Berita

Utang Rp 300 Ribu Tak Terbayar, Pria di Depok Tewas Ditikam Tetangga

Advertisement

Depok – Seorang pria berinisial DS (42) tewas ditikam oleh tetangganya sendiri, Suparman (43), di Cilangkap, Tapos, Kota Depok. Pelaku mengaku nekat melakukan pembunuhan karena kesal korban tak kunjung membayar utang sebesar Rp 300 ribu.

Motif Kesal Utang Tak Dibayar

Kasat Reskrim Polres Metro Depok AKBP Made Gede Oka menjelaskan bahwa motif utama pelaku adalah kekesalan terhadap korban yang tidak mengindahkan permintaan pembayaran utang. “Motif dari tersangka S untuk melakukan penganiayaan berat ataupun pembunuhan ini karena kesal, kesal utangnya tidak dikembalikan.
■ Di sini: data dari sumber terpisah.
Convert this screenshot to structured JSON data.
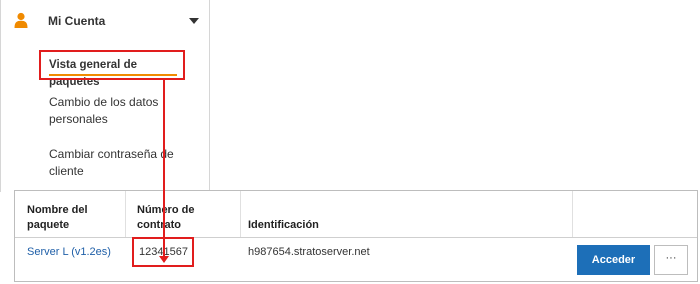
{
  "sidebar": {
    "account_label": "Mi Cuenta",
    "items": [
      {
        "label": "Vista general de paquetes"
      },
      {
        "label": "Cambio de los datos personales"
      },
      {
        "label": "Cambiar contraseña de cliente"
      }
    ]
  },
  "table": {
    "headers": [
      "Nombre del paquete",
      "Número de contrato",
      "Identificación"
    ],
    "rows": [
      {
        "package": "Server L (v1.2es)",
        "contract": "12341567",
        "identification": "h987654.stratoserver.net",
        "action": "Acceder",
        "more": "···"
      }
    ]
  },
  "colors": {
    "accent_underline": "#f08a00",
    "highlight": "#e11d1d",
    "primary_button": "#1d6fb8",
    "link": "#1f5fa8",
    "account_icon": "#f08a00"
  },
  "icons": {
    "account": "user-icon",
    "expand": "chevron-down-icon"
  }
}
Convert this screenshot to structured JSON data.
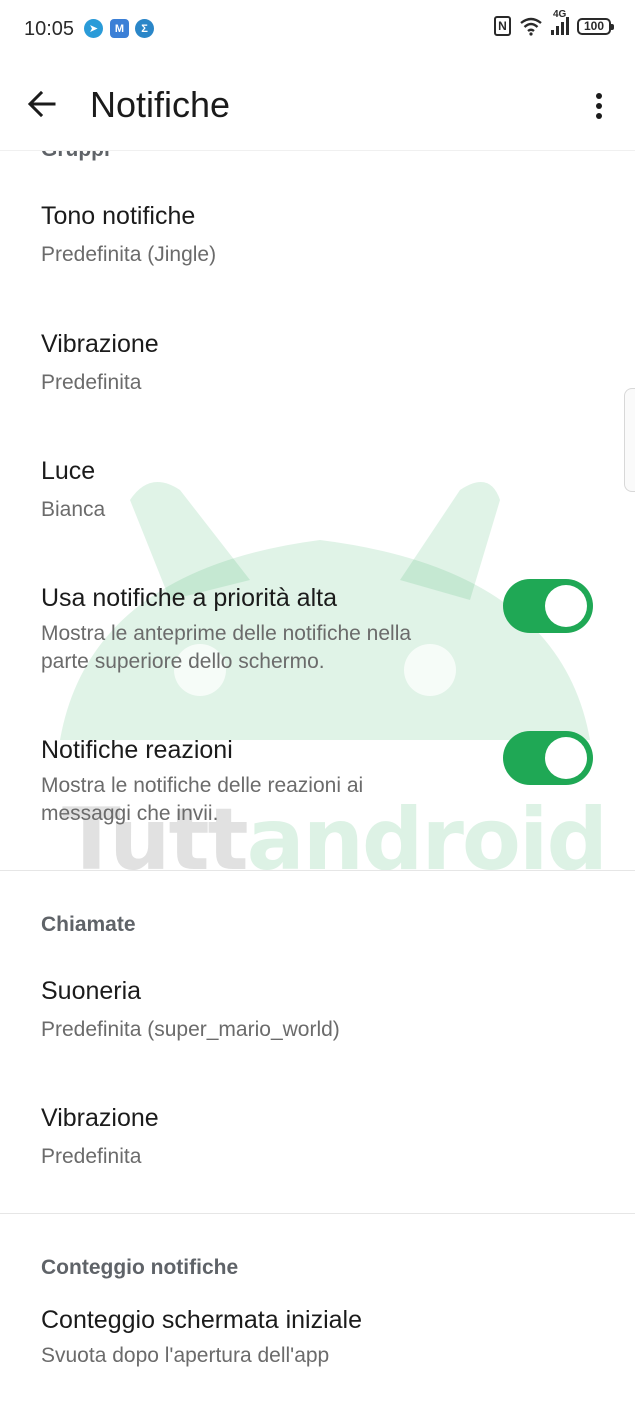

Sudah berulang kali dimintai tapi tidak dianggap ataupun tidak diindahkan oleh korban,” ujar Made saat jumpa pers di Mapolsek Cimanggis, Jumat (9/1/2026).

Made menambahkan bahwa korban tercatat pernah meminjam uang kepada tersangka sebanyak dua kali dengan nominal yang sama, yaitu Rp 300 ribu. Pinjaman pertama telah dibayarkan oleh korban, namun pinjaman kedua yang sudah berusia sekitar satu bulan belum juga dilunasi.

“(Utangnya) Rp 300 ribu, namun dua kali. Dia sempat sudah (bayar utang yang pertama). (Utang kedua) Sekitar 1 bulanan (belum dibayar),” terang Made.

Kronologi Penikaman

Peristiwa tragis ini terjadi pada Kamis (8/1) malam, sekitar pukul 18.30 WIB. Saat itu, korban DS sedang beristirahat di ruang tamu rumahnya.

Pelaku Suparman datang ke rumah korban dan langsung mencari korban. Kapolsek Cimanggis Kompol Jupriono menuturkan, “Pelapor sedang berada di rumahnya sedang beristirahat, kemudian terlapor datang mencari korban yang sedang tertidur di ruang tamu rumahnya dengan berkata, ‘Menyeng mana Menyeng’.”

Advertisement

Setelah melihat korban tertidur, pelaku langsung mengeluarkan senjata tajam jenis pisau dan menusuk korban dari belakang. “Langsung menusukkan (pisau) ke tubuh korban di bagian belakang atau punggung korban. Setelah itu, pelaku berkata, ‘Lu nggak tahu kalau gua orang Lampung?'” ujar Jupriono.

Usai melakukan aksinya, pelaku langsung melarikan diri dari lokasi kejadian. Korban sempat dilarikan ke Rumah Sakit Asa Cilangkap untuk mendapatkan pertolongan medis.

“Korban saat sampai di RS Asa Cilangkap sudah dalam keadaan meninggal dunia. Hasil pemeriksaan rekam jantung dari RS Asa Cilangkap korban sudah dinyatakan meninggal dunia,” kata Jupriono.

Kasus ini masih dalam penanganan Polres Metro Depok untuk penyelidikan lebih lanjut.